I also want to mention one trick, I learned a long time ago: you can try to swap the controller-board of a defect hard-drive with one of an identical functioning drive -- this may help you if the controller board went bad, but not if the disk itself has bad blocks..
Temporary Data:
This is the time to purchase a large harddrive for storing the temporary data!! You'll probably need at least 2..3 times as much temporary space as the size of your defect harddrive partition(s).. the more the better..
It might be a good idea to put the temporary disk space on a different server, and cross-mount it -- this way
you avoid doing a fsck on your (huge) temp-partition every time the system doing the rescue hangs-up and needs to be rebooted.... ;-)
DMA Errors:
First step, if you see DMA errors, which hang-up your system: you need to do a 'hdparm -d0 -r1 /dev/hdX'
on the raw-device of your defect drive before using any of the tools below.. this will disable DMA for that drive, and set the drive to read-only.
Other Errors:
Once dd_rhelp has narrowed down the area where the error on the disk is, it will most likely hang your system every time it tries to access the location of the error.. To reduce the pain of having to do reboots, I did a 'hdparm -d0 -r1 -m0 -P0 -A0 -a0 /dev/hdg' , to switch-off all kinds of read-ahead on the defect disk (read the man page of hdparm!).
PREVENTION:
Hard disks die! They always(!) do that sooner or later... sooner, if they are not properly cooled(!)... and they
tend to die all at the same time, if they were purchased around the same time...
To prevent being surprised by the death of a hard-drive, it's highly advisable
to monitor the S.M.A.R.T status of disks and to run tests on your disks on a regular basis (e.g. run smartd).. this way you
can see problems before they become fatal..

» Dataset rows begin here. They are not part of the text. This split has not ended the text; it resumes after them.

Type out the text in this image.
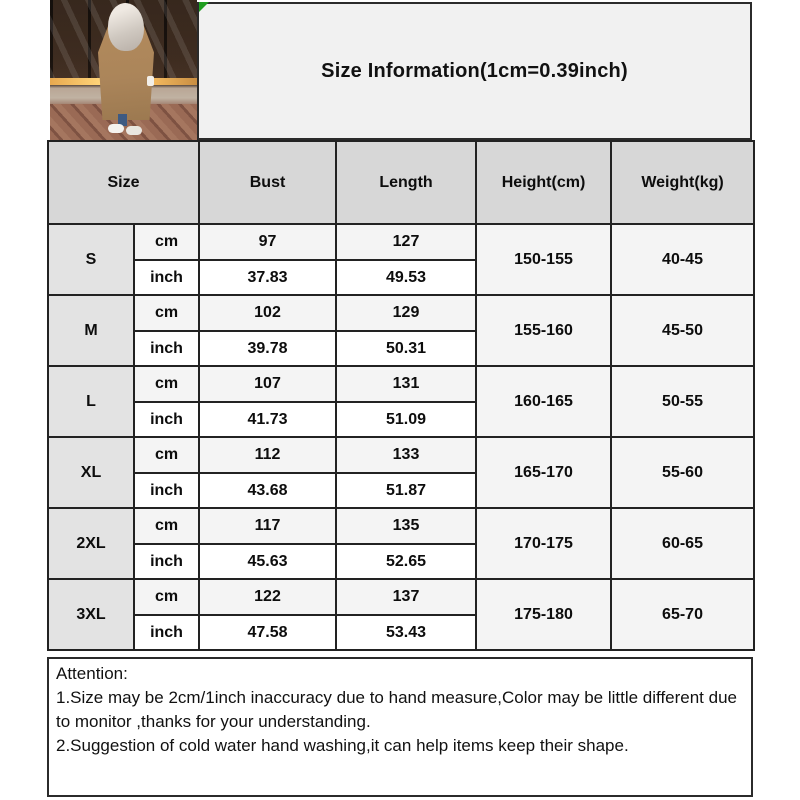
Size Information(1cm=0.39inch)
Size		Bust	Length	Height(cm)	Weight(kg)
S	cm	97	127	150-155	40-45
	inch	37.83	49.53		
M	cm	102	129	155-160	45-50
	inch	39.78	50.31		
L	cm	107	131	160-165	50-55
	inch	41.73	51.09		
XL	cm	112	133	165-170	55-60
	inch	43.68	51.87		
2XL	cm	117	135	170-175	60-65
	inch	45.63	52.65		
3XL	cm	122	137	175-180	65-70
	inch	47.58	53.43		
Attention:
1.Size may be 2cm/1inch inaccuracy due to hand measure,Color may be little different due to monitor ,thanks for your understanding.
2.Suggestion of cold water hand washing,it can help items keep their shape.
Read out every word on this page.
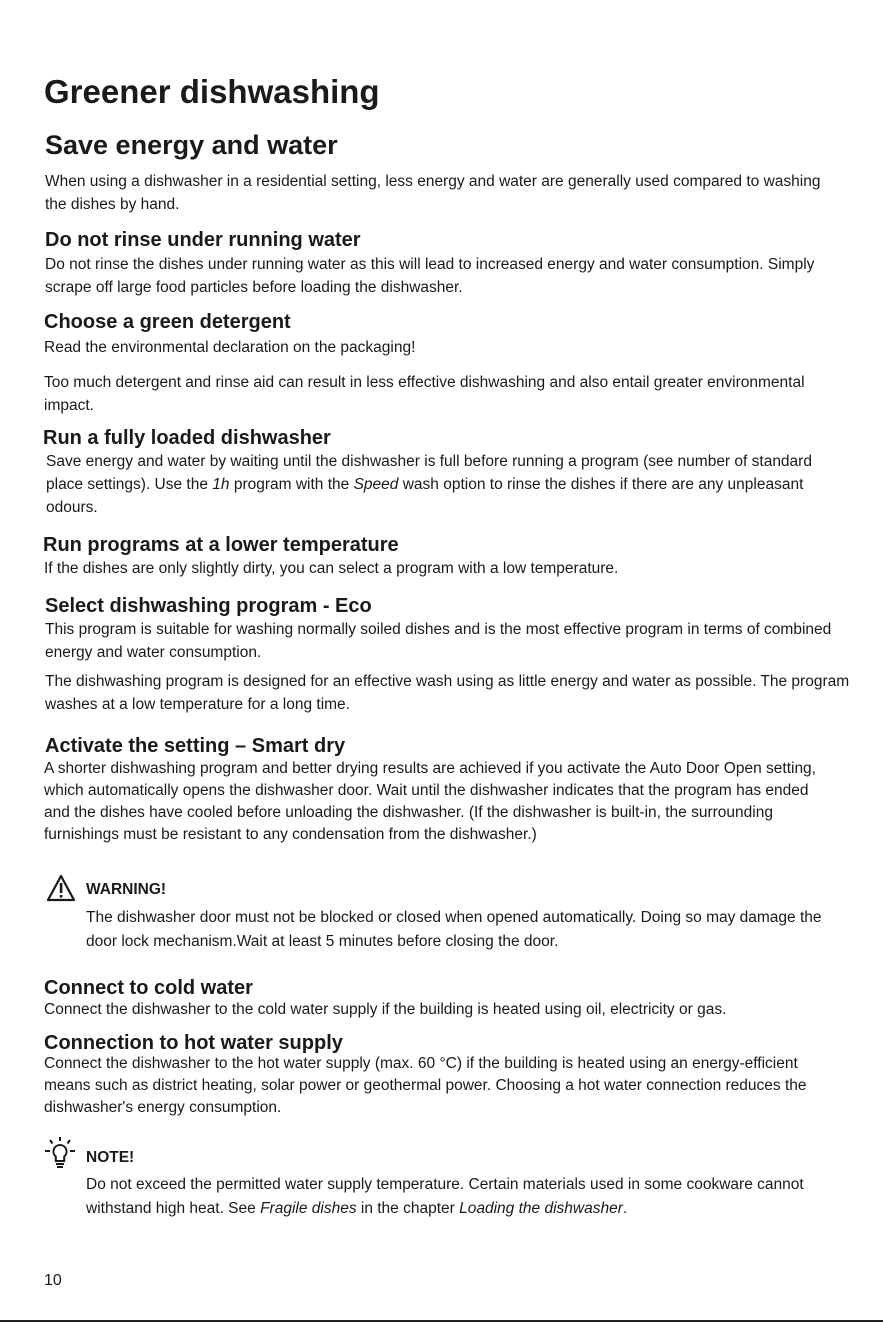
Greener dishwashing
Save energy and water
When using a dishwasher in a residential setting, less energy and water are generally used compared to washing the dishes by hand.
Do not rinse under running water
Do not rinse the dishes under running water as this will lead to increased energy and water consumption. Simply scrape off large food particles before loading the dishwasher.
Choose a green detergent
Read the environmental declaration on the packaging!
Too much detergent and rinse aid can result in less effective dishwashing and also entail greater environmental impact.
Run a fully loaded dishwasher
Save energy and water by waiting until the dishwasher is full before running a program (see number of standard place settings). Use the 1h program with the Speed wash option to rinse the dishes if there are any unpleasant odours.
Run programs at a lower temperature
If the dishes are only slightly dirty, you can select a program with a low temperature.
Select dishwashing program - Eco
This program is suitable for washing normally soiled dishes and is the most effective program in terms of combined energy and water consumption.
The dishwashing program is designed for an effective wash using as little energy and water as possible. The program washes at a low temperature for a long time.
Activate the setting – Smart dry
A shorter dishwashing program and better drying results are achieved if you activate the Auto Door Open setting, which automatically opens the dishwasher door. Wait until the dishwasher indicates that the program has ended and the dishes have cooled before unloading the dishwasher. (If the dishwasher is built-in, the surrounding furnishings must be resistant to any condensation from the dishwasher.)
WARNING!
The dishwasher door must not be blocked or closed when opened automatically. Doing so may damage the door lock mechanism.Wait at least 5 minutes before closing the door.
Connect to cold water
Connect the dishwasher to the cold water supply if the building is heated using oil, electricity or gas.
Connection to hot water supply
Connect the dishwasher to the hot water supply (max. 60 °C) if the building is heated using an energy-efficient means such as district heating, solar power or geothermal power. Choosing a hot water connection reduces the dishwasher's energy consumption.
NOTE!
Do not exceed the permitted water supply temperature. Certain materials used in some cookware cannot withstand high heat. See Fragile dishes in the chapter Loading the dishwasher.
10
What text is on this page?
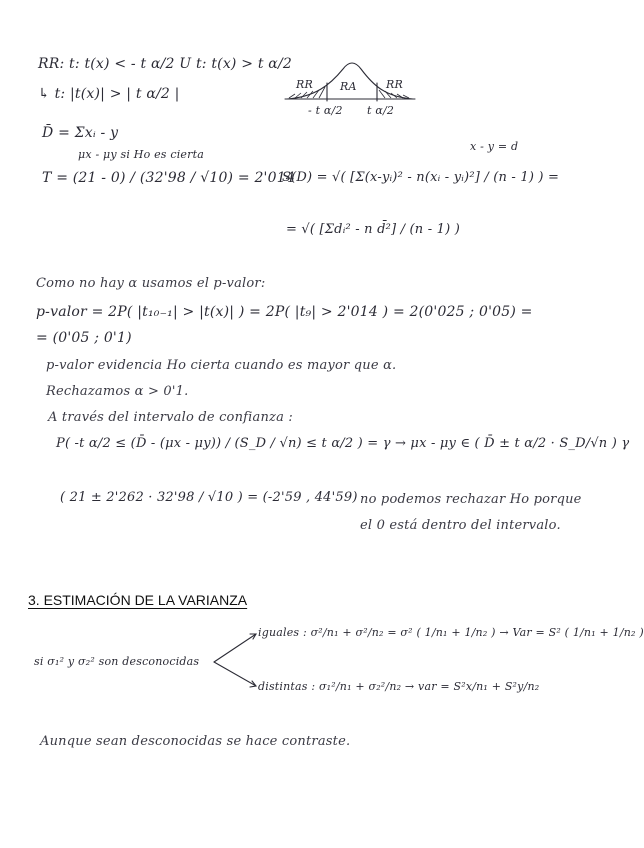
RR: t: t(x) < - t α/2 U t: t(x) > t α/2
↳ t: |t(x)| > | t α/2 |
RR RA	RR
- t α/2 t α/2
D̄ = Σxᵢ - y
μx - μy si Ho es cierta
T = (21 - 0) / (32'98 / √10) = 2'014
x - y = d
S(D) = √( [Σ(x-yᵢ)² - n(xᵢ - yᵢ)²] / (n - 1) ) =
= √( [Σdᵢ² - n d̄²] / (n - 1) )
Como no hay α usamos el p-valor:
p-valor = 2P( |t₁₀₋₁| > |t(x)| ) = 2P( |t₉| > 2'014 ) = 2(0'025 ; 0'05) =
= (0'05 ; 0'1)
p-valor evidencia Ho cierta cuando es mayor que α.
Rechazamos α > 0'1.
A través del intervalo de confianza :
P( -t α/2 ≤ (D̄ - (μx - μy)) / (S_D / √n) ≤ t α/2 ) = γ → μx - μy ∈ ( D̄ ± t α/2 · S_D/√n ) γ
( 21 ± 2'262 · 32'98 / √10 ) = (-2'59 , 44'59) no podemos rechazar Ho porque
el 0 está dentro del intervalo.
3. ESTIMACIÓN DE LA VARIANZA
si σ₁² y σ₂² son desconocidas
iguales : σ²/n₁ + σ²/n₂ = σ² ( 1/n₁ + 1/n₂ ) → Var = S² ( 1/n₁ + 1/n₂ )
distintas : σ₁²/n₁ + σ₂²/n₂ → var = S²x/n₁ + S²y/n₂
Aunque sean desconocidas se hace contraste.
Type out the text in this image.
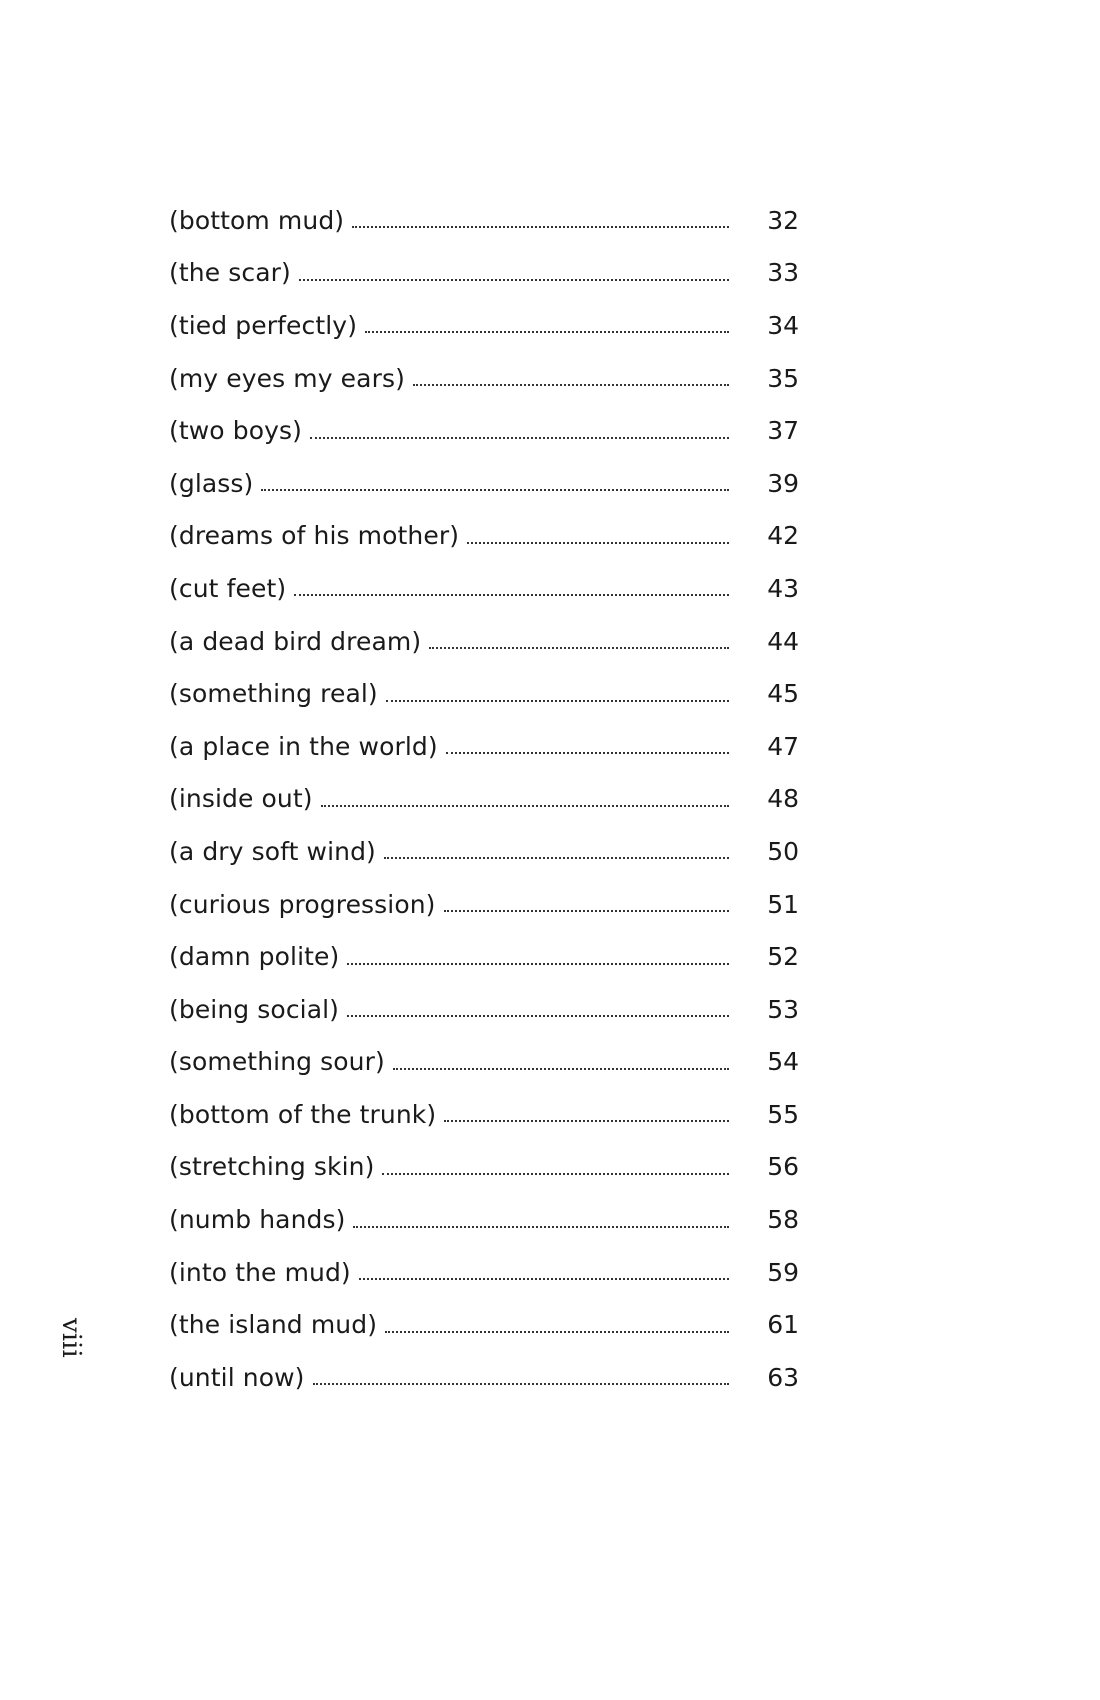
(bottom mud)	32
(the scar)	33
(tied perfectly)	34
(my eyes my ears)	35
(two boys)	37
(glass)	39
(dreams of his mother)	42
(cut feet)	43
(a dead bird dream)	44
(something real)	45
(a place in the world)	47
(inside out)	48
(a dry soft wind)	50
(curious progression)	51
(damn polite)	52
(being social)	53
(something sour)	54
(bottom of the trunk)	55
(stretching skin)	56
(numb hands)	58
(into the mud)	59
(the island mud)	61
(until now)	63
viii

MOST IMPORTANT: Make backups of your valuable data! Don't trust just one hard drive!
Rescue Tools:
Here's a list of the tools, I found -- In no particular order(!) -- I hope it will help somebody out there..
- SmartMonTools : The smartmontools package contains two utility programs (smartctl and smartd) to control and monitor storage systems using the Self-Monitoring, Analysis and Reporting Technology System (SMART) built into most modern ATA and SCSI hard disks. In many cases, these utilities will provide advanced warning of disk degradation and failure.
- SMART LINUX : a bootable Linux image which contains forensic tools.. not to be confused with S.M.A.R.T. or SmartMonTools..
- dd_rescue and dd_rhelp : dd_rhelp is a shell-wrapper around dd_rescue, to automate the process of creating a disk-image of your defect drive..
- ddrescue a GNU tool, not to be confused with dd_rescue, which fits the same purpose..
- The Sleuth Kit and The Autopsy Browser : a collection of tools for data analysis and disaster recovery including the GUI Autopsy Browser
- The Coroner's Toolkit (TCT) : contains a whole lot of useful tools, such as unrm, grave-robber, lazarus -- google "Coroner's Toolkit" for articles!
- Foremost : A data recovery tool based on data carving, a process in which the disk (or image) is searched for the begining and end of specific file formats (instead of analyzing the structure or meta data of the filesystem). More info in this Sys Admin Magazine article.
- e2salvage : a utility which tries to do in-place data recovery a from damaged ext2 filesystems. Unlike e2fsck, it does not look for the data at particular places and it don't tend to believe the data it finds; thus it can handle much more damaged filesystem.
- e2retrieve : a data recovery tool for Ext2 filesystem. This means that e2retrieve will not try to repair the filesystem but will extract data to "copy" it to another place (another disk, NFS, Samba, ...).
- e2extract : a colection of scripts that function similar to e2retrieve.
- Linux Disk Editor : lde is a disk editor for linux, originally written to help recover deleted files. It has a simple ncurses interface that resembles an old version of Norton Disk Edit for DOS.
- testdisk : Tool to check and undelete partitions
A big thank you to Kurt Garloff and Antonio Diaz Diaz!